Zac Oppenheim is a June baby. And that June, like many others, his parents took advantage of Lake Michigan’s short sailing season.
He wasn’t born on the boat, but he might as well have been. He spent year after year on the water, and sailing became his life’s passion.
The coach and instructor has been in the Tampa Bay area since 2006, teaching others how to hit the water with nothing but the wind at their backs.
“This is the original wind power. We're not burning any fossil fuel, like literally being driven forward by the power of the wind,” he said.

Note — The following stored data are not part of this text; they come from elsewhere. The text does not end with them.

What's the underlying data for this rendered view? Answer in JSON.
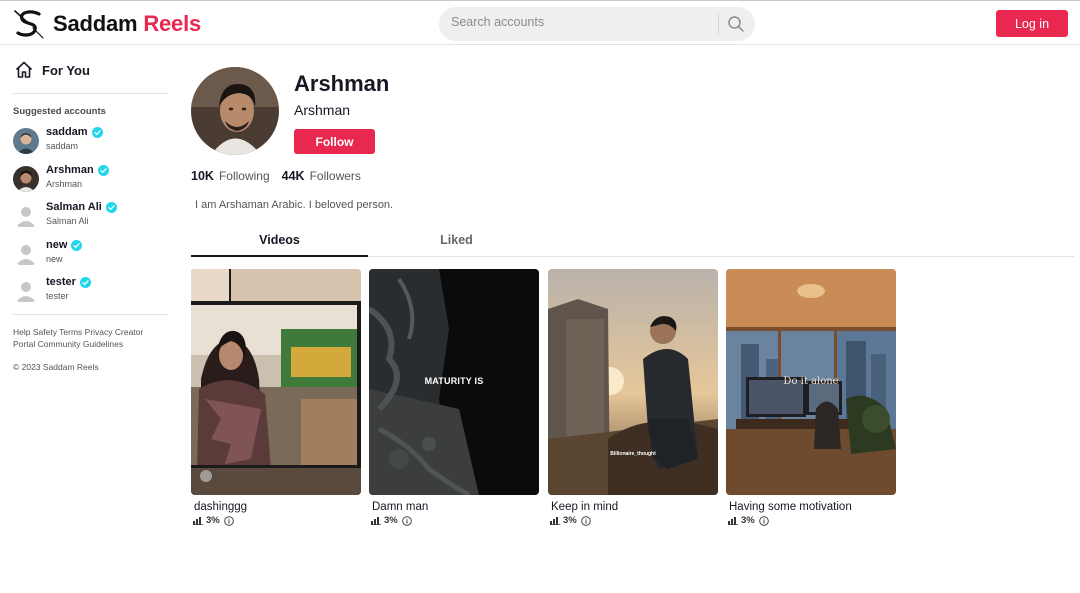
{
  "header": {
    "brand_word1": "Saddam",
    "brand_word2": "Reels",
    "search_placeholder": "Search accounts",
    "login_label": "Log in",
    "brand_color": "#e8284f"
  },
  "sidebar": {
    "for_you_label": "For You",
    "suggested_title": "Suggested accounts",
    "accounts": [
      {
        "name": "saddam",
        "handle": "saddam",
        "verified": true
      },
      {
        "name": "Arshman",
        "handle": "Arshman",
        "verified": true
      },
      {
        "name": "Salman Ali",
        "handle": "Salman Ali",
        "verified": true
      },
      {
        "name": "new",
        "handle": "new",
        "verified": true
      },
      {
        "name": "tester",
        "handle": "tester",
        "verified": true
      }
    ],
    "footer_links": "Help Safety Terms Privacy Creator Portal Community Guidelines",
    "copyright": "© 2023 Saddam Reels"
  },
  "profile": {
    "name": "Arshman",
    "handle": "Arshman",
    "follow_label": "Follow",
    "following_count": "10K",
    "following_label": "Following",
    "followers_count": "44K",
    "followers_label": "Followers",
    "bio": "I am Arshaman Arabic. I beloved person."
  },
  "tabs": [
    {
      "label": "Videos",
      "active": true
    },
    {
      "label": "Liked",
      "active": false
    }
  ],
  "videos": [
    {
      "title": "dashinggg",
      "stat": "3%"
    },
    {
      "title": "Damn man",
      "stat": "3%",
      "overlay_text": "MATURITY IS"
    },
    {
      "title": "Keep in mind",
      "stat": "3%",
      "overlay_text": "Billionaire_thought"
    },
    {
      "title": "Having some motivation",
      "stat": "3%",
      "overlay_text": "Do it alone"
    }
  ]
}
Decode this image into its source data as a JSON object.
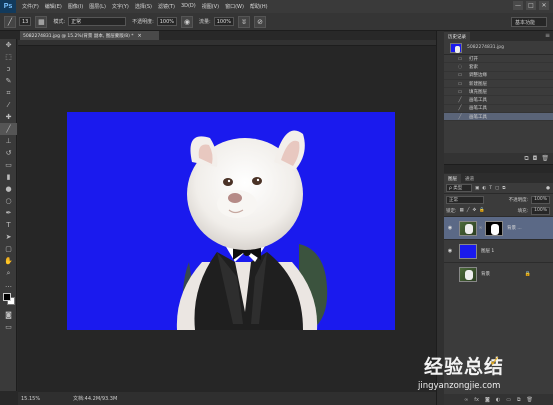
{
  "app": {
    "logo": "Ps"
  },
  "menubar": {
    "items": [
      "文件(F)",
      "编辑(E)",
      "图像(I)",
      "图层(L)",
      "文字(Y)",
      "选择(S)",
      "滤镜(T)",
      "3D(D)",
      "视图(V)",
      "窗口(W)",
      "帮助(H)"
    ],
    "window_buttons": [
      "—",
      "□",
      "✕"
    ]
  },
  "options_bar": {
    "brush_size": "13",
    "mode_label": "模式:",
    "mode_value": "正常",
    "opacity_label": "不透明度:",
    "opacity_value": "100%",
    "flow_label": "流量:",
    "flow_value": "100%",
    "workspace": "基本功能"
  },
  "document": {
    "tab_title": "5082274831.jpg @ 15.2%(背景 副本, 图层蒙版/8) *",
    "close": "×"
  },
  "status": {
    "zoom": "15.15%",
    "doc_info": "文档:44.2M/93.3M"
  },
  "history_panel": {
    "tabs": [
      "历史记录"
    ],
    "snapshot_name": "5082274831.jpg",
    "items": [
      {
        "icon": "open-icon",
        "glyph": "▭",
        "label": "打开"
      },
      {
        "icon": "lasso-icon",
        "glyph": "◌",
        "label": "套索"
      },
      {
        "icon": "refine-icon",
        "glyph": "▭",
        "label": "调整边缘"
      },
      {
        "icon": "new-layer-icon",
        "glyph": "▭",
        "label": "新建图层"
      },
      {
        "icon": "fill-icon",
        "glyph": "▭",
        "label": "填充图层"
      },
      {
        "icon": "brush-icon",
        "glyph": "╱",
        "label": "画笔工具"
      },
      {
        "icon": "brush-icon",
        "glyph": "╱",
        "label": "画笔工具"
      },
      {
        "icon": "brush-icon",
        "glyph": "╱",
        "label": "画笔工具"
      }
    ],
    "selected_index": 7
  },
  "layers_panel": {
    "tabs": [
      "图层",
      "通道"
    ],
    "filter_label": "ρ 类型",
    "blend_mode": "正常",
    "opacity_label": "不透明度:",
    "opacity_value": "100%",
    "lock_label": "锁定:",
    "fill_label": "填充:",
    "fill_value": "100%",
    "layers": [
      {
        "name": "背景 ...",
        "thumb": "photo",
        "has_mask": true,
        "locked": false,
        "visible": true,
        "selected": true
      },
      {
        "name": "图层 1",
        "thumb": "blue",
        "has_mask": false,
        "locked": false,
        "visible": true,
        "selected": false
      },
      {
        "name": "背景",
        "thumb": "photo",
        "has_mask": false,
        "locked": true,
        "visible": false,
        "selected": false
      }
    ],
    "footer_icons": [
      "link-icon",
      "fx-icon",
      "mask-icon",
      "adjust-icon",
      "folder-icon",
      "new-layer-icon",
      "trash-icon"
    ]
  },
  "watermark": {
    "cn": "经验总结",
    "en": "jingyanzongjie.com",
    "mark": "✓"
  },
  "colors": {
    "canvas_blue": "#1a1aee",
    "selected_row": "#5b6986"
  }
}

Spectrum Bay News 9 caught up with Oppenheim at the St. Petersburg Sailing Center., where safety is lesson one (just in case you go swimming by accident)
Next up — finding the wind. You need it to fill the sail and make your boat move.
Then you take the tiller (a fancy word for lever) and steer the boat. It's connected to the rudder, which is connected to the back of the stern (the back of the boat).
"The rudder is the fin in the water that we can adjust that actually steers us,” Oppenheim explained.
And be ready to make small adjustments as you go. Oppenheim says you can’t always go in a straight line when you’re relying on wind power.
“We could come out here and sail on this exact same path tomorrow, and the next day we're going to see different animals where the sun's going to be different, the clouds are going to be different, the wind is going to be different, the waves are going to be different.”
And an added bonus in the coronavirus era — social distancing.
“We're about it. This is us," said Oppenheim, gesturing to the open water all around. "We've got the bay to ourselves. This is our backyard, and it is so awesome to be out here and relax and enjoy.”
After learning to sail, the center offers a membership in order to take out their sailboats. It's a way to lower the financial barriers to sailing.